5. D'une part, à la date de la décision attaquée, il est constant que M. B résidait en Algérie, pays dont il est ressortissant, et n'avait donc pas sa résidence en France au sens des dispositions précitées de l'article 21-16 du code civil. D'autre part, le ministre de l'intérieur soutient, sans être contesté par le requérant, qui n'apporte aucune précision sur son activité professionnelle, que ce dernier n'établit pas travailler dans un organisme présentant un intérêt particulier pour l'économie ou la culture française au sens des dispositions de l'article 21-26 du code civil. Par ailleurs, la circonstance invoquée par le requérant, qui ne conteste pas avoir perdu la nationalité française en 1962, selon laquelle il serait né en Algérie et remplirait l'ensemble des conditions exigées par l'article 19-3 du code civil et par l'ordonnance du 21 juillet 1962 pour être réintégré dans la nationalité française est, à cet égard, indifférente. Il résulte de ce qui précède que le requérant ne remplit ni les conditions fixées par l'article 21-16 du code civil ni celles prévues à l'article 21-26 de ce même code permettant d'assimiler certaines situations à la résidence en France. Par suite, c'est sans commettre d'erreur d'appréciation, ni d'erreur de droit, que le ministre a constaté l'irrecevabilité de sa demande de réintégration pour le motif précité au point 2.

6. En troisième et dernier lieu, et dès lors que le ministre était tenu de déclarer irrecevable la demande de réintégration formulée par M. B, comme cela a été dit au point précédent, le moyen tiré de la méconnaissance de l'article 6 de la Déclaration des droits de l'homme et du citoyen de 1789, qui, en outre, est dépourvu de précisions suffisantes pour en apprécier le bien-fondé, est inopérant et doit être écarté.

7. Il résulte de ce qui précède, et sans qu'il soit besoin d'examiner la fin de non-recevoir soulevée par le ministre de l'intérieur, que la requête de M. B ne peut qu'être rejetée, en toutes ses conclusions.

D E C I D E :

Article 1er : La requête de M. B est rejetée.

Article 2 : Le présent jugement sera notifié à M. A B, au ministre d'Etat, ministre de l'intérieur et à Me Franza-Mazauric.
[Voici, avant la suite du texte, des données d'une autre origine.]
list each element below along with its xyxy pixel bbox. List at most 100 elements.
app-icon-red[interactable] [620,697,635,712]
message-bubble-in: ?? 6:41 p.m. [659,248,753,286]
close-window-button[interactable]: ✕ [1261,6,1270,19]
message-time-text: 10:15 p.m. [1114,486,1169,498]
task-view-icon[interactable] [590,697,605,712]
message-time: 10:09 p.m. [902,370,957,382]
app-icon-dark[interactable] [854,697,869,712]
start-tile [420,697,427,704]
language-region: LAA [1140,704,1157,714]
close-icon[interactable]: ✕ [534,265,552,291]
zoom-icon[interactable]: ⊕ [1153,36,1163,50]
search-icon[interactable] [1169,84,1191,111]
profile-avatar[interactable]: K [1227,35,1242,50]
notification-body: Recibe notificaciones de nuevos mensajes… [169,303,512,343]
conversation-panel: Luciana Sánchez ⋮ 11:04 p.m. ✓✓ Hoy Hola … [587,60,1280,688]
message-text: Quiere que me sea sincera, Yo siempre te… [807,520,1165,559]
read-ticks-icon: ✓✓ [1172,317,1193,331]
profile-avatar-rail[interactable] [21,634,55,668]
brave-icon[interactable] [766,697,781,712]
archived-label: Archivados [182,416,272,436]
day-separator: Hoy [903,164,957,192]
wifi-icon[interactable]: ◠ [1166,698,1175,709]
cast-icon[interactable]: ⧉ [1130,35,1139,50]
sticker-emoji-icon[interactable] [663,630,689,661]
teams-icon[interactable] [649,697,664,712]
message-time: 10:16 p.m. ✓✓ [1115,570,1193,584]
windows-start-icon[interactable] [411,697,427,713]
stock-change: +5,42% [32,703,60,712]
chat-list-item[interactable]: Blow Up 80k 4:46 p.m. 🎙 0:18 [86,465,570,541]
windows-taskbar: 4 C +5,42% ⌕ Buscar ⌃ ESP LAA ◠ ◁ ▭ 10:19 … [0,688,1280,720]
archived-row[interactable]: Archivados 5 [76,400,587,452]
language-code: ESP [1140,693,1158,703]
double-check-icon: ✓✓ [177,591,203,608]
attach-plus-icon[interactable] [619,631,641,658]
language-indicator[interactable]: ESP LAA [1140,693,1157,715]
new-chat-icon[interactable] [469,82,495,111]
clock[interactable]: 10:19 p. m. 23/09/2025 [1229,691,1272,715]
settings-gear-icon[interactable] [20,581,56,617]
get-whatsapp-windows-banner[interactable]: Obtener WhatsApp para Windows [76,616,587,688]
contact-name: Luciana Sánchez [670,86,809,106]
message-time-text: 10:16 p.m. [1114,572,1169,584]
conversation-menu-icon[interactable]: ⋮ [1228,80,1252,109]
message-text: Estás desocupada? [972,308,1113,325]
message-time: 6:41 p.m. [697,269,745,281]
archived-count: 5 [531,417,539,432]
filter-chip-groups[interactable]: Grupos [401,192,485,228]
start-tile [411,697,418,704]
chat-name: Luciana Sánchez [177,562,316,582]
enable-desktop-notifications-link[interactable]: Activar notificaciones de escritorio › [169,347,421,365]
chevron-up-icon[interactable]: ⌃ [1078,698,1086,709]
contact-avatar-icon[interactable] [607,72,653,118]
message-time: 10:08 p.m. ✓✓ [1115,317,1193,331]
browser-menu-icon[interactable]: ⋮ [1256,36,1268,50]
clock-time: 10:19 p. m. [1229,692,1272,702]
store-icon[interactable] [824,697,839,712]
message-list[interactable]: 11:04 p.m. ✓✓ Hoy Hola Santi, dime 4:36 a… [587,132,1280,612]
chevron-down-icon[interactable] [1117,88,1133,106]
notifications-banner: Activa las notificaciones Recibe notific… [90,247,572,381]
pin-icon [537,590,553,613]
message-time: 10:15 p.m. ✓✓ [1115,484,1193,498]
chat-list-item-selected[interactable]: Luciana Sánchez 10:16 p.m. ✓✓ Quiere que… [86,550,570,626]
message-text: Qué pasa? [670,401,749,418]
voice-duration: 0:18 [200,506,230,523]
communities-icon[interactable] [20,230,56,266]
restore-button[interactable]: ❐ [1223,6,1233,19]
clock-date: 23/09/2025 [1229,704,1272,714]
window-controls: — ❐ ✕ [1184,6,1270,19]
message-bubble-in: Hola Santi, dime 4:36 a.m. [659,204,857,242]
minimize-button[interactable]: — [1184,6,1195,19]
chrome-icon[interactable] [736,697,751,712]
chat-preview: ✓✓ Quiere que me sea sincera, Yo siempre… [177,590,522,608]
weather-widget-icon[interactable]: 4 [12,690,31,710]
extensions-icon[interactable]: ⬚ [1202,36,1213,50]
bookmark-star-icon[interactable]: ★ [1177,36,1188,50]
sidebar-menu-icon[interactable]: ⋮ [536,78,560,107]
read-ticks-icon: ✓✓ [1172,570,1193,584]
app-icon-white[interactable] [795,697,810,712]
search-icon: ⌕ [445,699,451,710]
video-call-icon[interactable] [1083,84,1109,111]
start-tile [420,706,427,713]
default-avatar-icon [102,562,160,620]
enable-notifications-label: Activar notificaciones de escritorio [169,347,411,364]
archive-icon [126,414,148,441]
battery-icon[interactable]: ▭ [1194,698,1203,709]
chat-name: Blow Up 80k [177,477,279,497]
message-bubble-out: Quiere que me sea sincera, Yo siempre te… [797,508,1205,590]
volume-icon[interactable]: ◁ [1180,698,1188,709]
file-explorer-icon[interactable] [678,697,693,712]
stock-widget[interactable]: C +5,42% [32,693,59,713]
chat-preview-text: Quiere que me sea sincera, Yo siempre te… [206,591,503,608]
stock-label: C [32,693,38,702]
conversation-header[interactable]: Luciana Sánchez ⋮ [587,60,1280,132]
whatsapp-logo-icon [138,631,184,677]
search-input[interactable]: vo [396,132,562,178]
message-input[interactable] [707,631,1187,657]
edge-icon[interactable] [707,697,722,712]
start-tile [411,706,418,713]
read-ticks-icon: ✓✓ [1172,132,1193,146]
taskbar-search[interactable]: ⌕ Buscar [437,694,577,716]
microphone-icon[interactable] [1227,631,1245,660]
Délibéré après l'audience du 5 juin 2025 à laquelle siégeaient :

Mme Béria-Guillaumie, présidente,

M. Hannoyer, premier conseiller,

Mme Baufumé, première conseillère.

Rendu public par mise à disposition au greffe le 19 juin 2025.

La rapporteure,

A. BAUFUMÉ

La présidente,

M. BÉRIA-GUILLAUMIE

La greffière,

B. GAUTIER

La République mande et ordonne au ministre d'Etat, ministre de l'intérieur

en ce qui le concerne ou à tous commissaires de justice

à ce requis en ce qui concerne les voies de droit commun

contre les parties privées, de pourvoir

à l'exécution de la présente décision.